La tierra se expresa por medio de los árboles, con un idioma propio, diferente en cada país, región o hábitat. Las especies originarias de un lugar son la esencia, el alfabeto básico de este lenguaje que nos permite interpretar el estado del paisaje, comprender las infinitas formas en que se manifiesta la naturaleza y recorrer, en fin, los misterios del bosque que han sustentado la mitología, la espiritualidad, la poesía o el desarrollo material de los pueblos.
Del mismo modo que el analfabeto no puede descifrar los
papeles, carteles y señales y es incapaz, por tanto, de conducir o desenvolverse
con soltura en nuestro mundo civilizado, quien no puede reconocer los árboles
de su entorno, es verdaderamente un extraño en la tierra. Se adentrará con la
temeridad el necio en la espesura de los espinos, dejará pendientes los
exquisitos borrachinos en el madroño y los deliciosos arilos del tejo.

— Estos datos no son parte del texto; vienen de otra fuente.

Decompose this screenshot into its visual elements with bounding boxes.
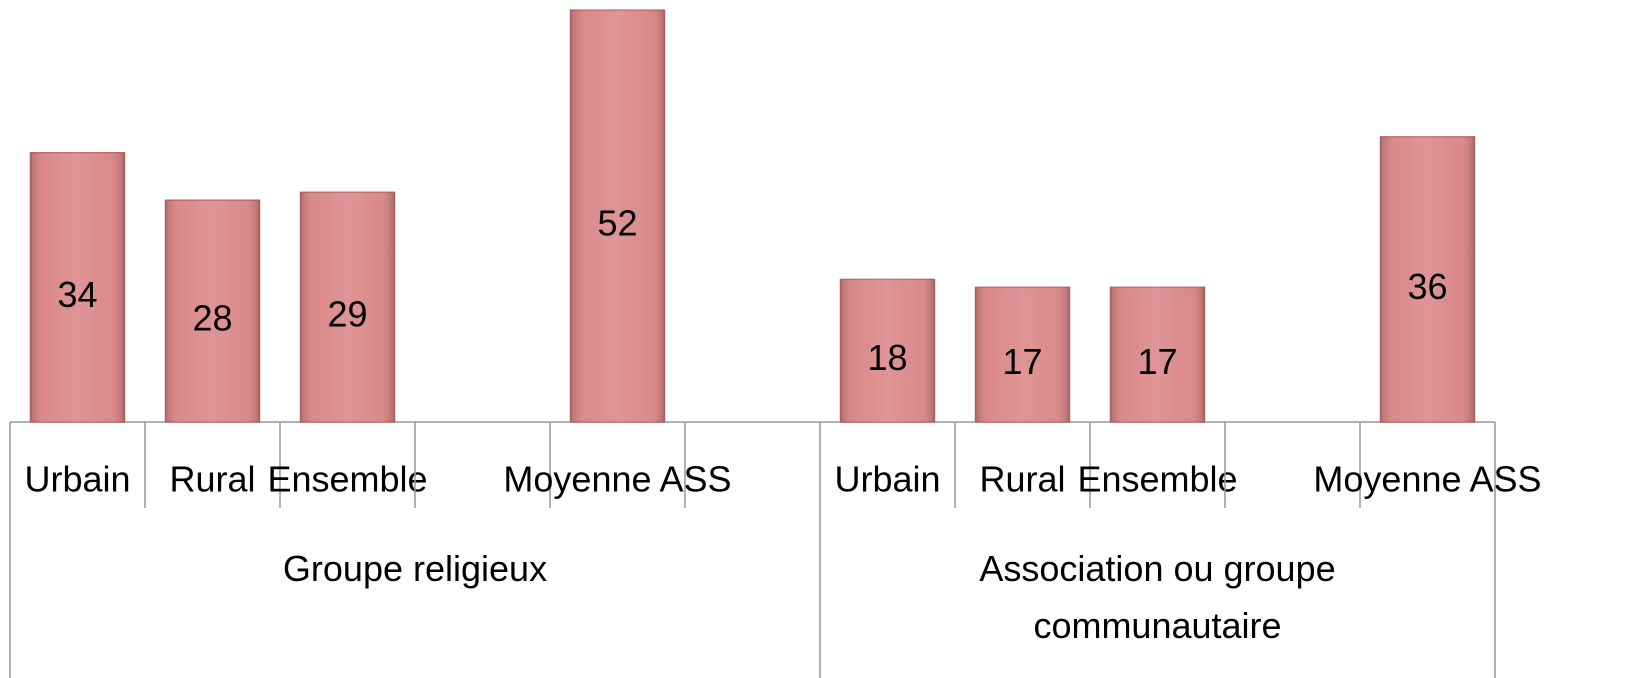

Si desconoces su idioma, el bosque será para ti siempre una
incógnita, mas cuando aprendas a leer la escritura de las hojas, hongos,
huellas, hierbas y cortezas, jamás serás ya un extranjero por los senderos. Los
setos, las riberas y los árboles serán para ti un libro abierto de hojas
fragantes y vivas. Despertarás a un mundo antiguo, grande y risueño.
Muchas veces se ha dicho que la cultura de un pueblo se mide
por su respeto hacia los árboles, también, podríamos añadir, por el
conocimiento de los mismos.
La identificación, que a principio resulta, sin duda,
laboriosa, constituirá luego un reconocimiento natural: a veces, por la simple
tonalidad del árbol, por su postura o por su peculiar forma de moverse en la
aparente quietud. A partir de aquí, el goce es indescriptible, ilimitadas las
posibilidades de aprender y ahondar nuestra relación con el árbol.